Start by thinking of places where you practice efficiently-often in retreat settings, places other than your home, school practice rooms, etc. When you choose a place away from your home to practice, you can often reduce your distractions and tell your brain that it's time to do work. This is no different than a meditator or yoga student who finds that going elsewhere and being part of a community is more valuable than going it alone. A community of people with a similar goal can help you stay on task. You can also do the same thing in your home or apartment by creating a practice space or nook, even if it's a corner of your bedroom specifically for practicing. This can tell your brain- this is the space for this task, let's do this!

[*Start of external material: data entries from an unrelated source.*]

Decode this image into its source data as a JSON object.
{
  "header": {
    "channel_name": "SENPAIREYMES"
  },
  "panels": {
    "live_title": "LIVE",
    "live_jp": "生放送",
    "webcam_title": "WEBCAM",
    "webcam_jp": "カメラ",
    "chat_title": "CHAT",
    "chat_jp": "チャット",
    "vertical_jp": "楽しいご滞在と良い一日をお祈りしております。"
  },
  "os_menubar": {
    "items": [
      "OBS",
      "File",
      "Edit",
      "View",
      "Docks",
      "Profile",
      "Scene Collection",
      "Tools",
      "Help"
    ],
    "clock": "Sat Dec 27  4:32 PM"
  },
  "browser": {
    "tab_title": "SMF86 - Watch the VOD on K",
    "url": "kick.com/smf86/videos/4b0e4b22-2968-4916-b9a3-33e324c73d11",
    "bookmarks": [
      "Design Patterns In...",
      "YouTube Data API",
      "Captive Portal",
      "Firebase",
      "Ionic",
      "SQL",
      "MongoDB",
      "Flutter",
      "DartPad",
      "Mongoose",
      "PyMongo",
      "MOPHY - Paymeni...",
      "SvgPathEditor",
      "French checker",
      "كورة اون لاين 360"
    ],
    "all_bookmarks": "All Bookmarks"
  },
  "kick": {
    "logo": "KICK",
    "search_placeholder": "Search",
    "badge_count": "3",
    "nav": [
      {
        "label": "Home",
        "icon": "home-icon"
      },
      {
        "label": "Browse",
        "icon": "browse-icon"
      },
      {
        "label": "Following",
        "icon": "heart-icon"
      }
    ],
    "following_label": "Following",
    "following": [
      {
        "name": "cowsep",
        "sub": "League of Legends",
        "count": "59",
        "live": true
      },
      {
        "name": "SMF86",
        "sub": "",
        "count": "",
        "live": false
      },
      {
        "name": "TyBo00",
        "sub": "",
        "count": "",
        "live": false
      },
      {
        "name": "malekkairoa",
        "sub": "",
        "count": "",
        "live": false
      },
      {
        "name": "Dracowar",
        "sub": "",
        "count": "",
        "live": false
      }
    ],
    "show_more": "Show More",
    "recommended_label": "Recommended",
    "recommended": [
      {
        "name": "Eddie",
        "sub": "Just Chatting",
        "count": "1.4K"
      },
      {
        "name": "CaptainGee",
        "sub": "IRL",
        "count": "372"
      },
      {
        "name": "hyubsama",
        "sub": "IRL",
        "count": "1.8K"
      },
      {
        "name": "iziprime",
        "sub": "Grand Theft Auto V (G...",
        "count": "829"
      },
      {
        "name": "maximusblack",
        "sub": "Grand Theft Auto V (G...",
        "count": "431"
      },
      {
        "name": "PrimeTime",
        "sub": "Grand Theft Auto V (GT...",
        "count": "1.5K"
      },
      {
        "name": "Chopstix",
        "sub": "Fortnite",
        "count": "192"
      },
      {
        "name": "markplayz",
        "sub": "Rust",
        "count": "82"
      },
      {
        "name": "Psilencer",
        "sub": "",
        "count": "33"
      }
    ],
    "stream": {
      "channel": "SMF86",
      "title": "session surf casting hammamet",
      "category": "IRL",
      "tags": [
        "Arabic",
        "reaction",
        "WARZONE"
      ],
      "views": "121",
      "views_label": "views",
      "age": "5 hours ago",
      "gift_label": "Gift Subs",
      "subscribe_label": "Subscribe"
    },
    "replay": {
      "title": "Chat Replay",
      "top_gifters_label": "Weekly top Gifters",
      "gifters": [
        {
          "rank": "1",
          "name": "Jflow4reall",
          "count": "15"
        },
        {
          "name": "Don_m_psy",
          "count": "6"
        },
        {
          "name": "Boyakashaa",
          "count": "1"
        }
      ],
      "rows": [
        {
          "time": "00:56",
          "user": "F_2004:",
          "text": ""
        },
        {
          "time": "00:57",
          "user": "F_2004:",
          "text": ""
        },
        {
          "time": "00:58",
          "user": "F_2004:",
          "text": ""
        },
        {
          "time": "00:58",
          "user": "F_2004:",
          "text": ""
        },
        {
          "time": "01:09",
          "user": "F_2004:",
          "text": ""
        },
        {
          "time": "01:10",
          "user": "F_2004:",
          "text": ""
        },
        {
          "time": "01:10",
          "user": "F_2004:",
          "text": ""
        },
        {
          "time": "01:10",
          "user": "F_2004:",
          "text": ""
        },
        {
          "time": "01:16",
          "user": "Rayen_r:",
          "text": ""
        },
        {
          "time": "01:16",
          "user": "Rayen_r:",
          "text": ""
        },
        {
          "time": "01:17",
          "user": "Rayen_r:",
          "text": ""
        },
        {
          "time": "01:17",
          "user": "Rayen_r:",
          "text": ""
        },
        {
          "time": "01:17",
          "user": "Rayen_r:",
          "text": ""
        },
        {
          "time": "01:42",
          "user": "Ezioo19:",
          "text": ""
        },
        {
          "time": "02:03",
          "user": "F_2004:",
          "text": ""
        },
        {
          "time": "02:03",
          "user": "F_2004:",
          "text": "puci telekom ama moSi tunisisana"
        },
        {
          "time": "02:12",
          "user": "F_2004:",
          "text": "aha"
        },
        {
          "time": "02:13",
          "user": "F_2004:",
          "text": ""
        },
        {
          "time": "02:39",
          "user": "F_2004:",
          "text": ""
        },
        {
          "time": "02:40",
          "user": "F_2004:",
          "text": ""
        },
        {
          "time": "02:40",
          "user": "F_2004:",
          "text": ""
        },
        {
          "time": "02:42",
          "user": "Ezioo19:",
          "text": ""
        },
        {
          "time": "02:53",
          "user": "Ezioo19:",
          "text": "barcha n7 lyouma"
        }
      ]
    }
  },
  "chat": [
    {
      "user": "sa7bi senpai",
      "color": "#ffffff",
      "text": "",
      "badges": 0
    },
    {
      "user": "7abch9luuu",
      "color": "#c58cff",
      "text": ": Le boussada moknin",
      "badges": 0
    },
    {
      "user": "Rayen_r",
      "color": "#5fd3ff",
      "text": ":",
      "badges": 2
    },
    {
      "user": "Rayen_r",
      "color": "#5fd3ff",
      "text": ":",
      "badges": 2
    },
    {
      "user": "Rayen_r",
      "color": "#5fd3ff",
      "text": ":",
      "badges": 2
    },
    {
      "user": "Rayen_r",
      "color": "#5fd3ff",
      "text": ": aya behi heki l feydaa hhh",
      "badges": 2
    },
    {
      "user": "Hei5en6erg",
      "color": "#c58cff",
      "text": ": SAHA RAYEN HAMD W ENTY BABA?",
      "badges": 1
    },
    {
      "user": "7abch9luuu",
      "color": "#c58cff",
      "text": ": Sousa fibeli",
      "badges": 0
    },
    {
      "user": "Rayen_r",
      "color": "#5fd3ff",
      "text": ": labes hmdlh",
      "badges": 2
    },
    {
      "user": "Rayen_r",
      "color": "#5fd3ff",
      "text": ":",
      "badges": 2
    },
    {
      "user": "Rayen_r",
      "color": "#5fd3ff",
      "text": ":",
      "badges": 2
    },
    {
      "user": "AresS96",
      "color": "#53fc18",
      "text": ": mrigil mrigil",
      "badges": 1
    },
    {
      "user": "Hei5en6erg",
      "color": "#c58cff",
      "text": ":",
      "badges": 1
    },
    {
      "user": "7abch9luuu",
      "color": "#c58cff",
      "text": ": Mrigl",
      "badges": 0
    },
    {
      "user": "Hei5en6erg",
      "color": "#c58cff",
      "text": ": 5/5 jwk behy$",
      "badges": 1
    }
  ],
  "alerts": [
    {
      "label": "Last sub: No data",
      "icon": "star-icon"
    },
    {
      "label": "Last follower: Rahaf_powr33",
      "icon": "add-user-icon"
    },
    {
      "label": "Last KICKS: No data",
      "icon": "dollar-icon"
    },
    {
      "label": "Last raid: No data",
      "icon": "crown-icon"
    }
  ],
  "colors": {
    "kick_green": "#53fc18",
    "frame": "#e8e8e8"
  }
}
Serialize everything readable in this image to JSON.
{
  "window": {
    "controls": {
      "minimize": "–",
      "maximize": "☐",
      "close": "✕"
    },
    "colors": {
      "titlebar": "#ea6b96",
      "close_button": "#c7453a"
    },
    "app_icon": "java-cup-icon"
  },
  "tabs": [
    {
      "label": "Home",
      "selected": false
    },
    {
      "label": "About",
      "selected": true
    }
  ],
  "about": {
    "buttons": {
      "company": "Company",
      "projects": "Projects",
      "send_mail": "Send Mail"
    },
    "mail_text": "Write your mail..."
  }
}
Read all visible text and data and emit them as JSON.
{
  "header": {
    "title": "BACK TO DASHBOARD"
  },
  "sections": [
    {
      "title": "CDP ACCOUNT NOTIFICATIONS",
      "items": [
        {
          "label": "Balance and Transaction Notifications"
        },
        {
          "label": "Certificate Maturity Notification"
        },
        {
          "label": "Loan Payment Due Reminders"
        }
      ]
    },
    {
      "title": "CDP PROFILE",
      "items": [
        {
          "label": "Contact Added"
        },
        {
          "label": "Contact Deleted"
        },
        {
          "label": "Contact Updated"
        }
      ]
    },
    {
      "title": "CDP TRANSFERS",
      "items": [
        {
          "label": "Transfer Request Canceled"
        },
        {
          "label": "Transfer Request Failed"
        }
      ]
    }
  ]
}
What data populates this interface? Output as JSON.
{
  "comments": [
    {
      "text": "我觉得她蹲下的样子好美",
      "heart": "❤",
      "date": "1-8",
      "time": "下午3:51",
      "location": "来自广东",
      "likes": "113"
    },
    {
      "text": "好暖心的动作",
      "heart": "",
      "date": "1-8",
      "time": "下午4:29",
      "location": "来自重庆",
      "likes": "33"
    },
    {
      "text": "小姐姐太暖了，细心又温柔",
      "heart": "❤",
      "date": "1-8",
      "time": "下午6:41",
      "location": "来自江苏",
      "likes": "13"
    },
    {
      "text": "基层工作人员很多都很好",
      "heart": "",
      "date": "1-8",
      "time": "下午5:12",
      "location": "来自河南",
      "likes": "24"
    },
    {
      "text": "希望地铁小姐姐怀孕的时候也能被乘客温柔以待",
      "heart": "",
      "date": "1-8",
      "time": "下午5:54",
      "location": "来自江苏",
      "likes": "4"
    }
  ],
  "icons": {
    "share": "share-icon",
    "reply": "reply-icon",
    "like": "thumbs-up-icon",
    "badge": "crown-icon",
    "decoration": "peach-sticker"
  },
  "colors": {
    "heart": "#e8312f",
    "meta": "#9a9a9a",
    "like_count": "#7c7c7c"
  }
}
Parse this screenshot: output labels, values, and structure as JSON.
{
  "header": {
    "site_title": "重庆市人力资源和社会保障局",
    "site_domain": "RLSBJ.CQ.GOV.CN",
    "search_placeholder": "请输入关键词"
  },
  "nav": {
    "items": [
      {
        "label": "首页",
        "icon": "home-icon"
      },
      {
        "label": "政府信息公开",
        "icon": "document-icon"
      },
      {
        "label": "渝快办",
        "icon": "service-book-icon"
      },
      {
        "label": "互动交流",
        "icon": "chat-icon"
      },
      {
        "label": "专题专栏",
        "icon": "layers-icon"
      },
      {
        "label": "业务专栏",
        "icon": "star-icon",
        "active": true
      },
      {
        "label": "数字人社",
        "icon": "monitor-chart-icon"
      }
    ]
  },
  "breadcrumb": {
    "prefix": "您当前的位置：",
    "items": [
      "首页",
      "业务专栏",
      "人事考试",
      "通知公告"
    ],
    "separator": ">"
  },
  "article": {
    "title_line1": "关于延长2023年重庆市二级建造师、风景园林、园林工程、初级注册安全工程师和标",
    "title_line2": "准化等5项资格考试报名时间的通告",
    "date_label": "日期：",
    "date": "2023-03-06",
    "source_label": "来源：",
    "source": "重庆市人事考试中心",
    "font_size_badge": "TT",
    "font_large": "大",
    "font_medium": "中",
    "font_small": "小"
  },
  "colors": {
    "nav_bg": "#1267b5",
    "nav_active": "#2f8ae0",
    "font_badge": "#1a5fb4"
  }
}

Let's go back to the act of practicing, though. When you were younger, you probably remember that no one taught you how to practice, and you ended up repeating things over and over, or running through the piece multiple times, or practicing while reading or watching TV. Most teachers don't teach students how to practice, and how to look at an issue (technical, intonation, bow, breathing), diagnose it, and address it, because it's a difficult thing. When you teach people to practice their instrument, you're essentially showing them how to teach themselves, and how to learn, which is a large undertaking. We all know people who just mindlessly repeat things over and over to memorize and perfect pieces, and we also know people who practice minimally, but accomplish great things because of their attention, focus, and specificity.
Here are some things to ask yourself in the practice process: Why am I doing this- what is my desired goal in practicing this? Is what I'm doing right now bringing me closer to my desired technical/musical/physical goal? What are 3 issues that I need to address in this piece/excerpt? And when you're practicing, also ask the questions: how does it sound, how does it look (i.e. if I look in a mirror, is my bow straight, am I moving oddly, lifting shoulders up.,etc) , and how does it feel? Most of us focus exclusively on how it sounds, which is obviously a necessity, but addressing the feeling in your physical body is essential, especially for injury prevention, performance anxiety management, changing technical habits, and building a stronger understanding of musicianship. These are all excellent questions to ask students, especially if they are apathetic or slow to change ingrained habits. If you make a technical adjustment to a student's setup, asking them how it feels can be profoundly helpful, especially if they are not the most embodied of people. Also asking them to describe the new sensations can also be extremely helpful. Recording video or audio of yourself can also be a great way to ask those questions after the fact, after a run through of a piece or passage of music. You can then ask how it sounded in relation to how it felt or how it looks on video.
If I find yourself distracted by my to-do list, emails, cleaning, homework, errands, etc., I find it helpful to write down all of those things before I practice, and then trust that I will deal with those things later. Rather than worrying about what future you needs to do, focus on what needs to be done now, like warming up, practicing orchestra music, etc. Lastly, I always recommend using a timer to stay on task, especially if you're easily distracted (like I've been lately). It might also be useful to turn your phone onto airplane mode! Timers can be an excellent way to focus wholeheartedly on the task in front of you, and practice mindful attention with your instrument.